A founder and charter member of OPEC, Venezuela was one of the nearest and, before the recent general strike, largest suppliers of oil to the US market. Government officials claim the country has restored its oil production to more than 3 million b/d, but former Petroleos de Venezuela SA officials claim current production is actually 2.4 million b/d.

At any rate, Venezuelan Energy Minister Rafael Ramirez said over the weekend that his country and other OPEC members are not planning to increase oil production.

Ramirez denied "rumors" that OPEC had authorized members to increase production to maximum capacity to offset lost production from Iraq and other sources. "At the last conference of OPEC ministers, held in Vienna, it was agreed not to increase the production ceiling—that is to say that there would be no oil production increases, and maintain the limit of 24.5 million b/d, (excluding Iraq)," he said.

Market prices
The May contract for North Sea Brent oil lost $1.15 to $24.35/bbl Friday on the International Petroleum Exchange in London, with prices falling near the close of trade on expectations of a short, successful war in Iraq. However, that contract was trading at $25.55/bbl early Monday on IPE, up $1.25 from Friday's close, on new evidence that the war may not be over as swiftly as anticipated. The April natural gas contract lost 2.2¢ to the equivalent of $2.73/Mcf Friday on IPE.

The new near-month May contract for benchmark US light, sweet crudes fell by $1.21 to $26.91/bbl Friday on the New York Mercantile Exchange. The June contract was down $1.09 to $26.18/bbl. Heating oil for April delivery plunged 6.88¢ to 75.56¢/gal. Unleaded gasoline for the same month dropped 5.74¢ to 85.25¢/gal.

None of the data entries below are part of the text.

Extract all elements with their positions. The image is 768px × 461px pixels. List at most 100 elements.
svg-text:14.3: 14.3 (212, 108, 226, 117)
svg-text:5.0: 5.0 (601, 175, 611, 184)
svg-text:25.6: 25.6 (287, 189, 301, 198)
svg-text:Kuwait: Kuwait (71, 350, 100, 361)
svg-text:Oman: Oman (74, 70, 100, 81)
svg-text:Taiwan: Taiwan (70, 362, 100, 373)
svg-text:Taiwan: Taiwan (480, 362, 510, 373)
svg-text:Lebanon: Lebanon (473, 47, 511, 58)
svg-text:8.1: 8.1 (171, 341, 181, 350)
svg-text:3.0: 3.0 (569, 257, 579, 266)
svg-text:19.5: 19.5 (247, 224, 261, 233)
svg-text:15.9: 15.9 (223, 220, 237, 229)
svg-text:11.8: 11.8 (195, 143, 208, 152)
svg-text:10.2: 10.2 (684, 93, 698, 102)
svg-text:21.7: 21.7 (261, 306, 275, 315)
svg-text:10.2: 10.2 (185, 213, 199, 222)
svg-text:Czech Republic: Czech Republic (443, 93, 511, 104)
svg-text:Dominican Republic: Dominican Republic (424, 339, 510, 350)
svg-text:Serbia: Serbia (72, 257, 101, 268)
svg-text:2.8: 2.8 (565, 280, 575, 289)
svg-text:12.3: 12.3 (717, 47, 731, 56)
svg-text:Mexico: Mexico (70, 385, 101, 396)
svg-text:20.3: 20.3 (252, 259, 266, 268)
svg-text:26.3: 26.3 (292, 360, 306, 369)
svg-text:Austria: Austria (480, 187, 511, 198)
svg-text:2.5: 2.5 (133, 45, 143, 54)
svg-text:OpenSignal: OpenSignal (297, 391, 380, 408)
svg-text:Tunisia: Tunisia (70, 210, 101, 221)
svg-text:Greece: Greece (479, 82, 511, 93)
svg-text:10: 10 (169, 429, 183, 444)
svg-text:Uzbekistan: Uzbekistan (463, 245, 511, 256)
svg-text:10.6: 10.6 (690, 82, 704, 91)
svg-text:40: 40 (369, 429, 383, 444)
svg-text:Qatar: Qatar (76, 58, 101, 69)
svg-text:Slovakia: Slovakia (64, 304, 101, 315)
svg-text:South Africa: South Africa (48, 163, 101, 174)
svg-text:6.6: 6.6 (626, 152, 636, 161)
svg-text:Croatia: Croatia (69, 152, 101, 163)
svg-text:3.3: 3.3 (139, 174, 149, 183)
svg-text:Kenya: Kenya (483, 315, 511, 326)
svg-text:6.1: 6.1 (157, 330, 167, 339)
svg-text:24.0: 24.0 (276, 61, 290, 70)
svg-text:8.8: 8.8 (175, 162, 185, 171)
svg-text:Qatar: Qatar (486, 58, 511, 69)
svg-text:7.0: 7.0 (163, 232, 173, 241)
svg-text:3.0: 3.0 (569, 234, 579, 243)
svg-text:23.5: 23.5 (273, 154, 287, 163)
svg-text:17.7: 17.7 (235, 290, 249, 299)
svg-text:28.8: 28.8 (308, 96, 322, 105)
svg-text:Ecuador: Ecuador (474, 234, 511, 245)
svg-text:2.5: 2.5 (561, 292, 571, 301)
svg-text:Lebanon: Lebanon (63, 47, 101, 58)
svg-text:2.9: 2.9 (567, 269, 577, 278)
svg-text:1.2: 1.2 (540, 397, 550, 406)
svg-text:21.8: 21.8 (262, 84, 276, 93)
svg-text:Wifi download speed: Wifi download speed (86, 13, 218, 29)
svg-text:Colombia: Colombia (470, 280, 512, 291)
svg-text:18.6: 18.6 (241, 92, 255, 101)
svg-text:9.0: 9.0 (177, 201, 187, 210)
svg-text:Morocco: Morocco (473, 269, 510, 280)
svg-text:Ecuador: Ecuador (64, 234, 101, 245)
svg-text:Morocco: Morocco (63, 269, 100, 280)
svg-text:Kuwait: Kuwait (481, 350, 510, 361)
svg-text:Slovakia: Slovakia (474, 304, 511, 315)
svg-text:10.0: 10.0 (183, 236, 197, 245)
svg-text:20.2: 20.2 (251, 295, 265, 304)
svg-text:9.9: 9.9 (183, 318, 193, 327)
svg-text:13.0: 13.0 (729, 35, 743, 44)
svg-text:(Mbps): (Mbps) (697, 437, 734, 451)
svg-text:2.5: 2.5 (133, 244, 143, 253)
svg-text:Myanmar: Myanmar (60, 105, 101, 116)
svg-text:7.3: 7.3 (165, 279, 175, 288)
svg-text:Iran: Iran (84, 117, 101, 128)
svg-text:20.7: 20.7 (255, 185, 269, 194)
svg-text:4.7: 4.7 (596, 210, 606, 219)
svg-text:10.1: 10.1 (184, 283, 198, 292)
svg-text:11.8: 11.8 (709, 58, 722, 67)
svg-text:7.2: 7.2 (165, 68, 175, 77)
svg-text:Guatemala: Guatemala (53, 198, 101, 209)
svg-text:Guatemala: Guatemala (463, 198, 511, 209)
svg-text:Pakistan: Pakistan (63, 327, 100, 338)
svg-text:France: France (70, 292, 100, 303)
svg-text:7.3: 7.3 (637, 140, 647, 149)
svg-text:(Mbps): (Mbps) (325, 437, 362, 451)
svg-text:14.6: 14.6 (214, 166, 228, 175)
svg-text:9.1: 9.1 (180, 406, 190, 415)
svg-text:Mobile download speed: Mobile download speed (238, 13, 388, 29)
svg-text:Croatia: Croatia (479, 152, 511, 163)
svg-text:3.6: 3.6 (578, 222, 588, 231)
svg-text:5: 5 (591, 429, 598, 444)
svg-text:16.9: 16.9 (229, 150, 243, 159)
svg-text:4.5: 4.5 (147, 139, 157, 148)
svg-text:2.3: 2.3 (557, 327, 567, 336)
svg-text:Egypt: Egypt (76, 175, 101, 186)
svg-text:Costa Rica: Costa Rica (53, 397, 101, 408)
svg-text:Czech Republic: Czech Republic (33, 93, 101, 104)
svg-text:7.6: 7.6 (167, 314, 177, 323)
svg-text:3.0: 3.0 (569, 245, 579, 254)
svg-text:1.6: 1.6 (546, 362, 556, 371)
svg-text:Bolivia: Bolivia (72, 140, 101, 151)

The April natural gas contract lost 17.8¢ to $5.13/Mcf Friday on NYMEX. It was "undermined by a soft physical market and further weakness in crude oil futures despite long-term concerns about record low inventories," said analysts at Enerfax Daily.

The average price for OPEC's basket of seven benchmark crudes fell by $1.70 to $24.81/bbl Friday.

For the entire week, however, the OPEC basket price averaged $28.42/bbl, down $4.30/bbl from the previous week's average.

So far this year, the OPEC basket price has averaged $30.99/bbl, up from $24.36/bbl for all of 2002.